We're then heading to the mall where the "finish" line is. Now, let me explain: Yes, it's not quite at the coast, but this is where riders are supposed to "finish" the ride. RAAM then calls ahead and gets a big shebang set up so that, when the rider rolls up to the pier in Annapolis the band can be struck up and officials can present the rider this laurel and hardy handshake and yadda-yada. That's the finish line everybody sees in the movies.
The real finish line is the mall parking lot outside of Pottery Barn. Which makes sense, in a way, as Pottery Barn is heaven in a number of lesser known pantheons. Buy me a couple of glasses of single-malt scotch one day and I'll explain how it works.
En route to this heaven/finish line, Jeff and Mary and I get another call: Come back -- RAAM says you two can both ride in together. U-Turn, drive back, get Jeff out and bike off, and then Kevin shows up with the other van (did I mention we named it the RAAM-a-lam-a-ding-dong somewhere during this trip?) and Doyce and Allen and Don and off they go.

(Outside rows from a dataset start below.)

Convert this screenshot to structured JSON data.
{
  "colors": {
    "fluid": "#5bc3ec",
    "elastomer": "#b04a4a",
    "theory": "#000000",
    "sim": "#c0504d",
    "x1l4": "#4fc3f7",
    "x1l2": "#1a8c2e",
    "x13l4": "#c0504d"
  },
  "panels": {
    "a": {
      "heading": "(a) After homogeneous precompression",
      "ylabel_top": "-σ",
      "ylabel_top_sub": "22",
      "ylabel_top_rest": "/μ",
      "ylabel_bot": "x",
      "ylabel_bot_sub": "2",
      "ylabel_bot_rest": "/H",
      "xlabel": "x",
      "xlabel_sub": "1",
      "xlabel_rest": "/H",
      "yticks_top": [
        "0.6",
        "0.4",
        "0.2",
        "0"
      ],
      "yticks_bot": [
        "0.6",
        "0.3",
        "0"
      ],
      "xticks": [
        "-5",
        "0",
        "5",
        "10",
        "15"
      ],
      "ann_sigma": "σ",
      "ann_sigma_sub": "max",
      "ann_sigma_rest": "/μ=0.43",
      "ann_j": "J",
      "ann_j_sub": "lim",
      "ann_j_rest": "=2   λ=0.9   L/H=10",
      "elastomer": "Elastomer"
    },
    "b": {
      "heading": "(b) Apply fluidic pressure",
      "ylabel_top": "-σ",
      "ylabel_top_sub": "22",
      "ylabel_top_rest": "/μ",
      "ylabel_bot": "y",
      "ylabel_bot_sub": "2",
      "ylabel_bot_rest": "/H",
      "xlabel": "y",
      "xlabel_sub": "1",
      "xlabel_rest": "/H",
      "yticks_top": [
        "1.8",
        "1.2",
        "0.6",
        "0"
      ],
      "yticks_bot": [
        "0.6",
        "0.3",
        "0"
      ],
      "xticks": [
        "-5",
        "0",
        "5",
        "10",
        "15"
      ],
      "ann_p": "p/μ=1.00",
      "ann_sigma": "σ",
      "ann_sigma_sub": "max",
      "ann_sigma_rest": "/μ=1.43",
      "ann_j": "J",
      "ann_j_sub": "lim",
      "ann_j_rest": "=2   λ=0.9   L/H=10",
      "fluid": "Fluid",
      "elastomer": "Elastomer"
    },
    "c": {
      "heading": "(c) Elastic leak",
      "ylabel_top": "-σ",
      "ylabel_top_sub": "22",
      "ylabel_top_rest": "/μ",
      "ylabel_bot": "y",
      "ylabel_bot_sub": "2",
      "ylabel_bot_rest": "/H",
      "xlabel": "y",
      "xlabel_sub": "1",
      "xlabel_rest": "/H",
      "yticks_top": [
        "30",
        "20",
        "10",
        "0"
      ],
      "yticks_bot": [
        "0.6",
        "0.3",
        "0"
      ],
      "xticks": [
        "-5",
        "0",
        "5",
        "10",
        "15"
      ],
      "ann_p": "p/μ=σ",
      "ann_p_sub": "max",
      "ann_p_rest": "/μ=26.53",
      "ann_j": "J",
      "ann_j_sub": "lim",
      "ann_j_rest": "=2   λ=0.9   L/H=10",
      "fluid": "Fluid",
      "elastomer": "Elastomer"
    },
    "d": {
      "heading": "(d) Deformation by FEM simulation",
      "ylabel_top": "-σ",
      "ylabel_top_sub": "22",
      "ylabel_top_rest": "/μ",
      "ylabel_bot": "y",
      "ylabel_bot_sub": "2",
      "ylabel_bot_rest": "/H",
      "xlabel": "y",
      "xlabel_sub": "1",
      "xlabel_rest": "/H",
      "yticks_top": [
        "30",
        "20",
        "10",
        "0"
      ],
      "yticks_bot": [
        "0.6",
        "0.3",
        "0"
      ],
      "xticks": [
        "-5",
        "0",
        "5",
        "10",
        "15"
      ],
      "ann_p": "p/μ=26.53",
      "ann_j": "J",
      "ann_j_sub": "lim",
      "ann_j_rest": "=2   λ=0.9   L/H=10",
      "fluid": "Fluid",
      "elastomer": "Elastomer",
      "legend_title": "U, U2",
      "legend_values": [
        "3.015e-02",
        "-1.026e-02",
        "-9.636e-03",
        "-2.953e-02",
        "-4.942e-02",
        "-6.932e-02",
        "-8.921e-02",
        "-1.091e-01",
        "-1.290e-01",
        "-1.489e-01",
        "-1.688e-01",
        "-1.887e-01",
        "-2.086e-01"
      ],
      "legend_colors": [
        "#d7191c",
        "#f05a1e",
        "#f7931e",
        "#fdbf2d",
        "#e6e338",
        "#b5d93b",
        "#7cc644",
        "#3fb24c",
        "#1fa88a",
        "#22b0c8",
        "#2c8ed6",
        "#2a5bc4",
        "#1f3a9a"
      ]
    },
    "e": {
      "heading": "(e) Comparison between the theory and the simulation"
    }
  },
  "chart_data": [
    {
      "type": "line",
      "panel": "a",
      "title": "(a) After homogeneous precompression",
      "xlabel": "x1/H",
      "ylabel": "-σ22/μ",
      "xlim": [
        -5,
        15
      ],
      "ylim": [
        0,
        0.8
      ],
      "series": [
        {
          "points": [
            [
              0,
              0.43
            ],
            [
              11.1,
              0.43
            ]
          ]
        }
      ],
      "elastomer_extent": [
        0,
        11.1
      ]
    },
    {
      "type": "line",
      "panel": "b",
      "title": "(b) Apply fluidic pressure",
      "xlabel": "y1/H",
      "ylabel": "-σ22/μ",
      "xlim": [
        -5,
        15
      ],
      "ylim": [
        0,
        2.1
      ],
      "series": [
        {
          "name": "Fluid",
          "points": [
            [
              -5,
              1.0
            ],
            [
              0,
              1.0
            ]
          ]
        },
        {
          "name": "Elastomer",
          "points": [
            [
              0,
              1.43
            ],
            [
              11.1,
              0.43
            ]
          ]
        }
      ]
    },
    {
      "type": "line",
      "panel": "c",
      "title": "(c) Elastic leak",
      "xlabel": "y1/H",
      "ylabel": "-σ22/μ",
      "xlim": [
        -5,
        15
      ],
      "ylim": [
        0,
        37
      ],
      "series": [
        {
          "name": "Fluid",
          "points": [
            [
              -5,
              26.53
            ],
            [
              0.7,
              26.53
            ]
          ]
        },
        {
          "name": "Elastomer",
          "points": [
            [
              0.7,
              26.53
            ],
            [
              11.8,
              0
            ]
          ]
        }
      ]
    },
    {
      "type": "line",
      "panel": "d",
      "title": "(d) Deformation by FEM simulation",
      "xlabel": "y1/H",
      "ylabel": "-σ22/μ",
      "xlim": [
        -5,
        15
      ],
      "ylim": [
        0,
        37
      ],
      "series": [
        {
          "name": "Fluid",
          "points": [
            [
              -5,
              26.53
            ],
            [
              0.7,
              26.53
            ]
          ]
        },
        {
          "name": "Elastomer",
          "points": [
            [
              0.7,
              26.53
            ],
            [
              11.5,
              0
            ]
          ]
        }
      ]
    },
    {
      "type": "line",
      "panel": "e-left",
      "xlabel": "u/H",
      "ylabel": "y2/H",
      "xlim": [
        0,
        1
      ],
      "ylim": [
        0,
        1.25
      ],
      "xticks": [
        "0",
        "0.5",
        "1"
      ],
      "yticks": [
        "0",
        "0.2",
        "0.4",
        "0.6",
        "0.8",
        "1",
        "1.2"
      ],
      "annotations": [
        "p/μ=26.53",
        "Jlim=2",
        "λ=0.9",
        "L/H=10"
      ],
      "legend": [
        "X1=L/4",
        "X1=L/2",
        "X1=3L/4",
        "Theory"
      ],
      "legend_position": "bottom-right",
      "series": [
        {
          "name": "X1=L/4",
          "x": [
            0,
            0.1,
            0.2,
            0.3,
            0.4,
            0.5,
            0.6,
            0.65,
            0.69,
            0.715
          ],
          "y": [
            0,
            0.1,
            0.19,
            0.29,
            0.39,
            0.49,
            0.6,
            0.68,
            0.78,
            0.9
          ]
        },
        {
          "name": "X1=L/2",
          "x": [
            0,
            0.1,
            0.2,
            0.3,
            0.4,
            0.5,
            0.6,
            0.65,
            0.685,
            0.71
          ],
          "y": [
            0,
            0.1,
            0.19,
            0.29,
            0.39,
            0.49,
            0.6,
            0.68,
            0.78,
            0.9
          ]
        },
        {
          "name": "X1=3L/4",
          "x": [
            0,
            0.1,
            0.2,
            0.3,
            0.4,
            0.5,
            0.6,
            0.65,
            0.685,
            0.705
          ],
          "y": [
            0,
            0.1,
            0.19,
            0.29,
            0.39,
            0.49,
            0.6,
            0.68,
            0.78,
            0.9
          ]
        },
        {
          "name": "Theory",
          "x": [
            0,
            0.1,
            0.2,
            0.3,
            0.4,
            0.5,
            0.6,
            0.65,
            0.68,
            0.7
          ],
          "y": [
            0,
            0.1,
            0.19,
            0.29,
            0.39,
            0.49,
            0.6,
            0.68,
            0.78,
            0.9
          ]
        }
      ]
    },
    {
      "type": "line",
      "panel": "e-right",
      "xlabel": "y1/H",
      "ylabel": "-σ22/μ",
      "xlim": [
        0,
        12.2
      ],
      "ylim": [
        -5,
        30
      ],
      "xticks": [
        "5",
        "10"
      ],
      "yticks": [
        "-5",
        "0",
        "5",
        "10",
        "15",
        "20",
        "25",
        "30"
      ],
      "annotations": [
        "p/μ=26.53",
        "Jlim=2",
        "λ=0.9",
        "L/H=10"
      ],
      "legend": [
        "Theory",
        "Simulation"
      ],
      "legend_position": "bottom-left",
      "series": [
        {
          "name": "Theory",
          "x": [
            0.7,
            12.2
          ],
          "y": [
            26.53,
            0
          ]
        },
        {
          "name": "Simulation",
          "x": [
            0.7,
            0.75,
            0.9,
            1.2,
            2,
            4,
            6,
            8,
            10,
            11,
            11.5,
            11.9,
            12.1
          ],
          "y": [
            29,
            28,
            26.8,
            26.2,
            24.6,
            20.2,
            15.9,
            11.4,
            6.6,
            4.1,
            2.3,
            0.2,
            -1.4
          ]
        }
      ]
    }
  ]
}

Mary and I then jump back in the van and zip down to heaven/finish line.
Don, Brenda, Gary, Chris, and David are there with the pursuit van, as well as Terry Zmrhal and other RAAM officials and many of the fans from Mt. Airy and still other fans and friends who had driven over. We get ready and Jeff and Kevin come rolling in while we cheer and film and shoot pictures. Then it's lots of congratulations and back-slapping and about the level of euphoria that you would expect after an eight-day long roller coaster of frantic activity like this. Okay, so you may have to use LOTS of imagination.
From there we head to a nearby hotel where we dump stuff and kind of change, then back into the van to drive down to the pier where they have a bunch of people who have been waiting to see Kevin and Jeff come in. More cheering, back-slapping, people touching raimants (okay, touch away for all I care -- but if you break it you've bought it!). Then we went to a local pub for dinner and a little champagne. There would have been lots of champagne, as well as a few other imbibements, but I knew I had to somehow navigate back to the hotel later, and we were all so exhausted we just did not yet trust ourselves to partake of anything that would lessen our abilities to function. Perhaps some other day ...
Instead, we all got to enjoy something precious that few people really appreciate any more: EIGHT HOURS OF UNINTERRUPTED SLEEP. That is bliss. If they would let you go into Pottery Barn and lay on one of their beds for eight hours ... well, now you know why it's one version of heaven.
It's now almost 9:15 and we soon expect Jure Robic -- the Slovenian soldier that left with us from Oceanside, CA, a week ago Saturday and who looks to be the one who will "win" the solo RAAM division -- to come in. After that, Jeff and Kevin can jump on their bikes and partake in the parade finish down to the pier in Annapolis for the formal end of the race, complete with the speeches and the officials with the laurel and hardy handshake (you can't use that joke too much). I will blog again after that. Jeff and I then plan to throw everything into the back of the RAAMinator and start driving back to Nashville.
Meanwhile, attached are pictures from the finish line (sorry I didn't get heaven in the picture) and the banner at the other finish line at the pier. They were just putting the finishing touches on this, because Jeff and Kevin rode so fast that things were quite ready.
The opinions expressed in this missive are my own and in no way reflect the views of Gran Fondo, RAAM, or any of my compatriots. If you have been offended by my less-than-reverent verbiage, I would apologize if I cared about your feelings. Get over it.